Friday, June 20, 2014

A Map of Time

"To her infinite mortification, Sophia had no internal clock," thinks 13-year-old Sophia Tims, the heroine of S.E. Grove's debut novel, The Glass Sentence. The author examines the nature of time and memory in terms that an 8- and 9-year-old can understand. Children know how chores seem to last forever, and a great hours-long neighborhood game of stickball flashes by. Sophia's way of coping may well inspire readers' own methods of time trekking.

Sophia finds her lack of internal clock mortifying because her uncle is the world's finest cartologist, able to make and read maps from all eras. Ever since the Great Disruption, time has settled differently in different parts of the world. Her parents (who disappeared 10 years ago on an expedition) also possess a keen sense of time. But for Sophia, hours can go by undetected, and she also has trouble gauging the time that's lapsed between events.

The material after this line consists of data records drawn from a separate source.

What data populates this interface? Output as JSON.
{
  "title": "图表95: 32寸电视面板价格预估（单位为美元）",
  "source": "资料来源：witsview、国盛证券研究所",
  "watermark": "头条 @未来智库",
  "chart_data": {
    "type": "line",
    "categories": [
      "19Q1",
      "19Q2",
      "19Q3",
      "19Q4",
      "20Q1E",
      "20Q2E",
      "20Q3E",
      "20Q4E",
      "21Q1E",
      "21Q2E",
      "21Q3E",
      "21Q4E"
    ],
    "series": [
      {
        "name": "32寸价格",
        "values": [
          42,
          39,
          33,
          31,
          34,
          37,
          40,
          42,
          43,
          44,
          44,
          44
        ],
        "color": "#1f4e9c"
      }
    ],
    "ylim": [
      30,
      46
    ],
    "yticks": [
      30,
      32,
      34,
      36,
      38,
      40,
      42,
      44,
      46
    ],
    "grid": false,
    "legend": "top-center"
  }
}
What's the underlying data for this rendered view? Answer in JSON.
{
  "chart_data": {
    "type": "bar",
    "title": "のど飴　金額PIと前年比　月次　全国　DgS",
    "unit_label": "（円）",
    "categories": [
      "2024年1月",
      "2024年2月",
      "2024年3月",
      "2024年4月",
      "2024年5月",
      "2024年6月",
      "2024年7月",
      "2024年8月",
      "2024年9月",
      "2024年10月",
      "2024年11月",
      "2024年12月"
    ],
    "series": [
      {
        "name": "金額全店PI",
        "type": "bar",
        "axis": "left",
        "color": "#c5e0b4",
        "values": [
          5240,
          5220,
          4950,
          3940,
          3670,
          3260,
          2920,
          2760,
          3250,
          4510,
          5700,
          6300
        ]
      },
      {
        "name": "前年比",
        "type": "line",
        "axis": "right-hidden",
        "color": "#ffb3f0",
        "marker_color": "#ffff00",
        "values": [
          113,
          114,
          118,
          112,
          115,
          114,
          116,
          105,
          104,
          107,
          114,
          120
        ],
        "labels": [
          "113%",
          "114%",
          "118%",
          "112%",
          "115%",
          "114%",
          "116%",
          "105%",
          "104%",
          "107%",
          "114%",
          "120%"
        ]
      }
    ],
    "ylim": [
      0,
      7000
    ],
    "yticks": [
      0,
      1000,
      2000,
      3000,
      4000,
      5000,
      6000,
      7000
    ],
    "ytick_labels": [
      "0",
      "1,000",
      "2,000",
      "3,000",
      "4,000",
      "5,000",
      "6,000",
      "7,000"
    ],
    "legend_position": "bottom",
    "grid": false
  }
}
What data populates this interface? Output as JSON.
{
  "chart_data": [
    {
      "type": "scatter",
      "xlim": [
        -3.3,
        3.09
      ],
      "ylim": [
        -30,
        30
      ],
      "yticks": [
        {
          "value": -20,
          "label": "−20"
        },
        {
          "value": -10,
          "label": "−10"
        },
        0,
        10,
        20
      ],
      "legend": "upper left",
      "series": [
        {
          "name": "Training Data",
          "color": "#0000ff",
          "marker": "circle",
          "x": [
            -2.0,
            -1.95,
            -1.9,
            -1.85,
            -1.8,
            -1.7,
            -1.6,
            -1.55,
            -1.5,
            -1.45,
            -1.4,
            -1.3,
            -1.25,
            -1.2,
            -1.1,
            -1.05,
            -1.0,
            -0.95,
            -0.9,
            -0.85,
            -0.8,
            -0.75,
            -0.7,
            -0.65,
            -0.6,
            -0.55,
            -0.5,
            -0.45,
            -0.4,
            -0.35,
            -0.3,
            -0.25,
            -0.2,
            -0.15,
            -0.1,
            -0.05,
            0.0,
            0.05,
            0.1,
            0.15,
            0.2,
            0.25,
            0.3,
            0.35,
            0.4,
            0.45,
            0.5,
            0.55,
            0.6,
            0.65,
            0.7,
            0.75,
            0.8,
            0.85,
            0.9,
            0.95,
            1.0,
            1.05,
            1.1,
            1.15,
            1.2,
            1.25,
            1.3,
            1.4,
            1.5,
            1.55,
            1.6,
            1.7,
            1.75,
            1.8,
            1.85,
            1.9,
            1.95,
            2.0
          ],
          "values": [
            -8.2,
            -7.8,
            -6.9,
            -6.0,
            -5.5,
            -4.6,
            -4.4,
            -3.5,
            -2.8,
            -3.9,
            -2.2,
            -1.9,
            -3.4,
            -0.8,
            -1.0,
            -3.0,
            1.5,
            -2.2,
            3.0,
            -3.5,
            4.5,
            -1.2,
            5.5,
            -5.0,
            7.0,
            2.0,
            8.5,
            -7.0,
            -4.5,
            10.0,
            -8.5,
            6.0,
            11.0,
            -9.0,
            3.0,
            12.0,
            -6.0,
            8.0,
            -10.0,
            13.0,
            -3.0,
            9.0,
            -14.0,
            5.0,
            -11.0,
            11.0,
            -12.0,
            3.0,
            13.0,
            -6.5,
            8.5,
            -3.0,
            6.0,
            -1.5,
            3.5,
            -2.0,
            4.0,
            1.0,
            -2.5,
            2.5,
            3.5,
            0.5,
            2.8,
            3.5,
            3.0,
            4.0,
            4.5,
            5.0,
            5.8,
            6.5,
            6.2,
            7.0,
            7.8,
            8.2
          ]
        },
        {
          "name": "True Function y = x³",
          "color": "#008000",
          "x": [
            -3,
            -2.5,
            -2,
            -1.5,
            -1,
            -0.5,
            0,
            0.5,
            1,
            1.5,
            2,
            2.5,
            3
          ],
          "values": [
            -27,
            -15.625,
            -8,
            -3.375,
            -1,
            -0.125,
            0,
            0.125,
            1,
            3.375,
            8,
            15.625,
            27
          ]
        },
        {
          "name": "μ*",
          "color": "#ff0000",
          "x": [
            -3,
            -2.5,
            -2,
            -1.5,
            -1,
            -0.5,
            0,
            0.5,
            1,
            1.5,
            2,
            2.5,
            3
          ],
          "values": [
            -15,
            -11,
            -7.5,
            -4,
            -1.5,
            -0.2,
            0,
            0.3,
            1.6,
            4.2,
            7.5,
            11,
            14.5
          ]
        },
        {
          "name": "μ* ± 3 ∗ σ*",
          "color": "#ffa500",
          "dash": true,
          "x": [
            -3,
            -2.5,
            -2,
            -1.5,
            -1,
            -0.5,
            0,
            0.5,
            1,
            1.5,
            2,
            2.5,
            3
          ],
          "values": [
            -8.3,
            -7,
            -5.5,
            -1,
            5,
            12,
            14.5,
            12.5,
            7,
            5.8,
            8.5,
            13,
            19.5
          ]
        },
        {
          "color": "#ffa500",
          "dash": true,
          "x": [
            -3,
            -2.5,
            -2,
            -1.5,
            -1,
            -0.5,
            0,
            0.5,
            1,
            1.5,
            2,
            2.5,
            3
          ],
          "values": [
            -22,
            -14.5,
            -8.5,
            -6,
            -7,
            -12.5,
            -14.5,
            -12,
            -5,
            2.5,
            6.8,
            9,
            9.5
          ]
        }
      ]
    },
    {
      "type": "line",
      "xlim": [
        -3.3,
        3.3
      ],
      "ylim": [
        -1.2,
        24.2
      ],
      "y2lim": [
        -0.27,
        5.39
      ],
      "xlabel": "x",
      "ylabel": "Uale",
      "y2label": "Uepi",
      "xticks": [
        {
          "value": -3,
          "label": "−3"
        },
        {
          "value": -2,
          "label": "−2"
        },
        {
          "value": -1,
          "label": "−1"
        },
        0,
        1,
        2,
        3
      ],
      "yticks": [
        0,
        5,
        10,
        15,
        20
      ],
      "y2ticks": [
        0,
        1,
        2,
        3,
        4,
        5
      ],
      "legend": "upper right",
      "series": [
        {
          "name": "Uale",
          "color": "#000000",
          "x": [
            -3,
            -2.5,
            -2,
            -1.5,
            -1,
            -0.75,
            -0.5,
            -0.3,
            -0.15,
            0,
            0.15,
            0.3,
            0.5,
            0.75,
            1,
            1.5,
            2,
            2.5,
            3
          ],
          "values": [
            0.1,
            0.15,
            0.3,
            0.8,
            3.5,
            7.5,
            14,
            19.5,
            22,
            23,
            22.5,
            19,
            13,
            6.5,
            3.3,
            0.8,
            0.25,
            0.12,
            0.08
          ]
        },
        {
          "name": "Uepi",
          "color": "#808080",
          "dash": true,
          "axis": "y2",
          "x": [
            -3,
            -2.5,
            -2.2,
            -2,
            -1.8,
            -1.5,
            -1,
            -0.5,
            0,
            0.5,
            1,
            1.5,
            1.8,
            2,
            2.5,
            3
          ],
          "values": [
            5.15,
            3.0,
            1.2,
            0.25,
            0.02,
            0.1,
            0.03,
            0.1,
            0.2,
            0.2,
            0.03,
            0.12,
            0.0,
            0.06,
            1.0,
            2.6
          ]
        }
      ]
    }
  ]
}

She copes by creating elaborate accordion-style calendars. She marks all of the important things that happen on that date. At a glance, she can see when something of significance to her occurred, and how much time has gone by since then.

Think of the applications for a child reader. What fun to browse a variety of calendars and for a child to experiment with the tracking method that works best for him or her. They can use the traditional month-at-a-glance calendar, a week-long track, or a daily calendar; tape them together vertically or horizontally; enlarge it on a photocopier or shrink it down. They can draw pictures on each day to indicate someone new they've met, a family reunion, a baby-sitting job or a work shift. It can be as simple or as sophisticated as they want it to be.

If they already use a journal, Sophia's tracking system might spark other ideas of what to include--drawings, collage, scraps of paper. Sophia's way of coping with her "mortification" is not so different from Chuck Close's 10-foot-long illustrated map of Lewis and Clark's expedition in Chuck Close: Face Book, his strategy for learning history in school. Readers may be inspired by Sophia to create a timeline of their own lives that (literally) unfolds, a map of time and events of significance chiefly to its maker.